I filmed a few interviews with Malapians, and it required two translators: English-to-French, and then French-to-Bomwali. During those interviews, I heard similar stories repeated. Before Heaven’s Family’s water well, diarrhea, dysentery, and itchy skin (from bathing in the Ngoko water), were common. Typhoid Fever was also mentioned. But now those problems have all but disappeared. Naturally, everyone is ecstatic. And I was struck, once again, how I take abundant, safe water for granted. The Bomwali people are among the earth’s poorest. They live in dirt-floor wooden shacks that you and I might not consider adequate to house our animals. But the believers in Malapa are thanking Jesus for safe, clean water.
Leo told me that, because of the new well and new church, the people of Malapa are no longer migrating between the jungle interior and the riverbank. They will now permanently reside in their riverbank village—unlike all the other Bomwali people who live in small settlements along the Ngoko River.
There are some obvious signs that God’s time has come for the Bomwali people, one of which was a recent declaration by the Bomwali Chief, who was with us all today, officially dedicating all the Bomwali to God. He sees unmistakable indications that God is trying to bless his tribe.
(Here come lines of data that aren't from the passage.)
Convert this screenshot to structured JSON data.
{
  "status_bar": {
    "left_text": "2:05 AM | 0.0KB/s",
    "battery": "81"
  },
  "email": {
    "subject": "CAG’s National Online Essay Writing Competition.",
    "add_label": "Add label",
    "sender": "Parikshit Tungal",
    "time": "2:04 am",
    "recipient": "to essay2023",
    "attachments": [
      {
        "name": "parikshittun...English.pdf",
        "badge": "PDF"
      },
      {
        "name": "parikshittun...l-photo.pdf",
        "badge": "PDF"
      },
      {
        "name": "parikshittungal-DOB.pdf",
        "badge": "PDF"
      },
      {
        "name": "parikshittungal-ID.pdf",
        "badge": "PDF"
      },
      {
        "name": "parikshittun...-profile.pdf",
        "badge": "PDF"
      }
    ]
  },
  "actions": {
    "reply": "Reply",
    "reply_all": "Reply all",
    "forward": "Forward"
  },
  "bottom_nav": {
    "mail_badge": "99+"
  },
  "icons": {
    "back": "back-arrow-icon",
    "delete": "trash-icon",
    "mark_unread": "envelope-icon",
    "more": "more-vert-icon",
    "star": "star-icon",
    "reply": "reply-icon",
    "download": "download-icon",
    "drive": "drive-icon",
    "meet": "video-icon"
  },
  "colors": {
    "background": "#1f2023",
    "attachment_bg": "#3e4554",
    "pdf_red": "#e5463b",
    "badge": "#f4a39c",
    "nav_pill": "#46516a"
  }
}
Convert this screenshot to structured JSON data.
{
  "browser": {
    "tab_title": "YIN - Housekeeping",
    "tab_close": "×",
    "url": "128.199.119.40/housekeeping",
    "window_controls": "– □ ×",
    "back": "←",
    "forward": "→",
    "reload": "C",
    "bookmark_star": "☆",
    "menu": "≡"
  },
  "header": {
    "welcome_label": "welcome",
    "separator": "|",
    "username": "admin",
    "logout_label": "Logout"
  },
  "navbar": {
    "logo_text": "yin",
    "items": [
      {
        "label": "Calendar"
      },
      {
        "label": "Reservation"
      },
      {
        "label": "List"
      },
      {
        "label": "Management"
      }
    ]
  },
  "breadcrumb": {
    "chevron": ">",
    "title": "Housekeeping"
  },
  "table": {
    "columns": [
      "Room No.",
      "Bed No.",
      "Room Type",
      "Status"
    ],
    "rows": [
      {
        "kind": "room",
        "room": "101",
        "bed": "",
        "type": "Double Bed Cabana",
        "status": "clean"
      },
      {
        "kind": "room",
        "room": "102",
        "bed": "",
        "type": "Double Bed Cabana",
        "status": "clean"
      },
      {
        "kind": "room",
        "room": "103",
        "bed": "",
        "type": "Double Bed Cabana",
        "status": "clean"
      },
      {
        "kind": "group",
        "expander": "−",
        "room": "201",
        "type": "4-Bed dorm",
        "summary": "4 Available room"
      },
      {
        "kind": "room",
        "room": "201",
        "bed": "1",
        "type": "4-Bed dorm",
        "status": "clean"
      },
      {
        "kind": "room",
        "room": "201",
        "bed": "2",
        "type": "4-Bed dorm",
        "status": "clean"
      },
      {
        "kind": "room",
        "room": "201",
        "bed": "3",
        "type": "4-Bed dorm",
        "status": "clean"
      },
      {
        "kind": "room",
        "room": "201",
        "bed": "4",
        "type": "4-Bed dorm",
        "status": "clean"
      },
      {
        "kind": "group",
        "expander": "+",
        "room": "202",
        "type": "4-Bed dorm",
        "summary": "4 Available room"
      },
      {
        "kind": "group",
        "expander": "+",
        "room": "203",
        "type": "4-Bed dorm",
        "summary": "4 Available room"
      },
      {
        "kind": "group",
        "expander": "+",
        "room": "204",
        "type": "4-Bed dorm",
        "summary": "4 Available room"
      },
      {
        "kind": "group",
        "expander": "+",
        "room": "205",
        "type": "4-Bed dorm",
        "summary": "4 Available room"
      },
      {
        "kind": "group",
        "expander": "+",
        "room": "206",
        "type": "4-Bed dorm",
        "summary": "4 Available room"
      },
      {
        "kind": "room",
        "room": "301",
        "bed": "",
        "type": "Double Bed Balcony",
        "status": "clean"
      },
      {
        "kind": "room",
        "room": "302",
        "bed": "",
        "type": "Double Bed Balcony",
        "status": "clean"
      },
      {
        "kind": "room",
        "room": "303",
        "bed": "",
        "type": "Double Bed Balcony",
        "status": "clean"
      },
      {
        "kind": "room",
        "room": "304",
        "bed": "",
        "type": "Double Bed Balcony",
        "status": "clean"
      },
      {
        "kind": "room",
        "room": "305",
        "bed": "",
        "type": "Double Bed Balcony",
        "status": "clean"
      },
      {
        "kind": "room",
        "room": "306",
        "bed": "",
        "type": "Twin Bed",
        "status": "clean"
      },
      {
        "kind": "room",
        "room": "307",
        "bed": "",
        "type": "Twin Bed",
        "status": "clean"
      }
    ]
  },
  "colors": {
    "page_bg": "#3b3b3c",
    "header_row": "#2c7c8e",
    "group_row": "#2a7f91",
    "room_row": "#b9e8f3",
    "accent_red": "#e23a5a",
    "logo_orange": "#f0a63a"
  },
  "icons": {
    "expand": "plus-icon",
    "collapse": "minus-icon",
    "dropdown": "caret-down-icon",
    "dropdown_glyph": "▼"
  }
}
The door is now wide open, and a disciple-making movement is in its infancy, but underway. Heaven’s Family will be involved, and tomorrow, I’ll be traveling a considerable distance further down the Ngoko River to visit two other Bomwali villages to consider potential well projects there. That journey will be the subject of my final blog.
Below are some photos, with captions, from the day.
Thanks for you partnership in helping to bring safe drinking water and the living water to the least, the last and the lost!
Blessed be the name of our Lord Jesus Christ for this Amazing Ministry!